Ningxia goji has been cultivated along the fertile floodplains of the Yellow River over centuries. The region has developed an industrial association of growers, processors, marketers, and scholars of wolfberry cultivation to promote the berry's commercial and export potential. Ningxia goji berries, the variety used by practitioners of traditional Chinese medicine, are celebrated annually with a festival.

=== United Kingdom ===
Lycium barbarum had been introduced in the United Kingdom in the 1730s by The Duke of Argyll, but the plant was mostly used for hedges and decorative gardening.

The UK Food Standards Agency (FSA) had initially placed goji berry in the Novel Foods list. That classification would have required authorisation from the European Council and Parliament for marketing. However, on 18 June 2007, the FSA concluded that there was a significant history of consumption of the fruit before 1997, indicating its safety, and thus removed it from the list.
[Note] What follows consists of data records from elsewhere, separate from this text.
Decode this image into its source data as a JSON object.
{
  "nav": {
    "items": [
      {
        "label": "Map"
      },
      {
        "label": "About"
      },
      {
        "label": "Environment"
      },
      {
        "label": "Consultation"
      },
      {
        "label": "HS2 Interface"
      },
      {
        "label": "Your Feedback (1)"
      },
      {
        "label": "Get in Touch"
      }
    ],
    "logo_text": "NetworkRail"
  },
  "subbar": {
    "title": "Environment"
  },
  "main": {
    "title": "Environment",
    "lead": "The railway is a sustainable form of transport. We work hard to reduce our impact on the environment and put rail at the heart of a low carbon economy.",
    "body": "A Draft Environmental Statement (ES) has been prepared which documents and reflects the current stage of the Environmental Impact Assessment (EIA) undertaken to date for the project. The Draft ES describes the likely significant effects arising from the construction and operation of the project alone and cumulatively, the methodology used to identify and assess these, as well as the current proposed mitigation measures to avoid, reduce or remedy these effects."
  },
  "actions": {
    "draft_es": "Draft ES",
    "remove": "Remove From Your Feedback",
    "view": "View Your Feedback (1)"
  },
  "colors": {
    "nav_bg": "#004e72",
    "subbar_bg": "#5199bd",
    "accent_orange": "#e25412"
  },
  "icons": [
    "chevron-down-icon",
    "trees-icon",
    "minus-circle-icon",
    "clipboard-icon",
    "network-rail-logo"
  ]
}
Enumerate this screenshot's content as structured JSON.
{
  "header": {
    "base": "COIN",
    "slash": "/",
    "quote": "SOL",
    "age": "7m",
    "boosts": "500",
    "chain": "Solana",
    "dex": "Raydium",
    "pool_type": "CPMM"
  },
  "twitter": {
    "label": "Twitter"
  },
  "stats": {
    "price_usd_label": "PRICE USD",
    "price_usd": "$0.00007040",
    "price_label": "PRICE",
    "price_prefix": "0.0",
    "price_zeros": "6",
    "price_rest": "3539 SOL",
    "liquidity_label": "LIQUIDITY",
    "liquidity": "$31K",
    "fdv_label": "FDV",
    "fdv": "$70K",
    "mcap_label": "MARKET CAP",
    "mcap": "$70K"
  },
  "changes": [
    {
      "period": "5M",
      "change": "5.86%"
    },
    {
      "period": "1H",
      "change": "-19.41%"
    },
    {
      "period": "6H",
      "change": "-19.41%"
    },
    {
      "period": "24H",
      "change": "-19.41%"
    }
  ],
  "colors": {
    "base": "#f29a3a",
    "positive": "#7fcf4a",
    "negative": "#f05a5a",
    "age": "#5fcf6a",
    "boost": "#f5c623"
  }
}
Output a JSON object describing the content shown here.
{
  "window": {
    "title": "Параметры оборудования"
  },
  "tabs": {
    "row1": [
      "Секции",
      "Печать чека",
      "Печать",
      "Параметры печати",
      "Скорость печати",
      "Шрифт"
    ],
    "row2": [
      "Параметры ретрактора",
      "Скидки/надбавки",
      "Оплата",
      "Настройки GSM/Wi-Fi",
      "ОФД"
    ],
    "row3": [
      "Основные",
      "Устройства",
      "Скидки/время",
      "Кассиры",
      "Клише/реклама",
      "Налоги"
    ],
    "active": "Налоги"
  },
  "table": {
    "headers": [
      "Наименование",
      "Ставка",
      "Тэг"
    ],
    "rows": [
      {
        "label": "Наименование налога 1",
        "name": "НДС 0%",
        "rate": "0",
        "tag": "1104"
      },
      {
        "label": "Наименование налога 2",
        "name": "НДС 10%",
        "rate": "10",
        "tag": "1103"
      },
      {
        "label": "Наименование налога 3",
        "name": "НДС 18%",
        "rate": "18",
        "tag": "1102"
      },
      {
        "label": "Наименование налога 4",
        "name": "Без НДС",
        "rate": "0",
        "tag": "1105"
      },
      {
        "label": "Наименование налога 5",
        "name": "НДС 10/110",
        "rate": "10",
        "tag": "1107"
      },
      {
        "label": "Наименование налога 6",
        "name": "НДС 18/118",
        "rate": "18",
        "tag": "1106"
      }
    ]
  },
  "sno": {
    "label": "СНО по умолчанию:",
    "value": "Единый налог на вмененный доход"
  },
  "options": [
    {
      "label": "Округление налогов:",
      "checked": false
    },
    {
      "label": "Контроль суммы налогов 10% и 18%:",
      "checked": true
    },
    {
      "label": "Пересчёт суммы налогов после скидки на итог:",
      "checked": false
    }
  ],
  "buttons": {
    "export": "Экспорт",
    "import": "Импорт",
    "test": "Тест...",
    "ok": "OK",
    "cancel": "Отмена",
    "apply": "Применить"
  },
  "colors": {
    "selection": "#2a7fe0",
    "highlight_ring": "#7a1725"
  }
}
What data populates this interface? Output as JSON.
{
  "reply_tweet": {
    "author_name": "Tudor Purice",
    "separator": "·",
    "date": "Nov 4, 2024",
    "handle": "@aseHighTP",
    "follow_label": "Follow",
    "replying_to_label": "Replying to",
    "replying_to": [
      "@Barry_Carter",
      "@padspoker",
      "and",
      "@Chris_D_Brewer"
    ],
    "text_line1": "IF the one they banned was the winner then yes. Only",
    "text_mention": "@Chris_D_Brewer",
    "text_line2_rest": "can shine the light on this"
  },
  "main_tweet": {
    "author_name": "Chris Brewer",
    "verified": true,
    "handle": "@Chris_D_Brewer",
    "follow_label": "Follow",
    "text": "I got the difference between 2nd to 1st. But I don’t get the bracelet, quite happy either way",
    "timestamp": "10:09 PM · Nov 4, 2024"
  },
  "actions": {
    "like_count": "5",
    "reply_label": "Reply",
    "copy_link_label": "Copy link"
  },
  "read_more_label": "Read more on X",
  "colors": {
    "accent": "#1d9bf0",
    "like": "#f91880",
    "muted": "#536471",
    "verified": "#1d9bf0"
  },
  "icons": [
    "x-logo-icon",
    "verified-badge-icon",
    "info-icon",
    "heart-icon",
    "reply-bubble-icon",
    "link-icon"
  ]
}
=== Canada and United States ===
In the first decade of the 21st century, farmers in Canada and the United States began cultivating goji on a commercial scale to meet potential markets for fresh berries, juice, and processed products.

=== Australia ===
Australia imports most of its goji berries from China, due to how expensive the Australian labour force is in comparison with the countries that have the largest share of the current market.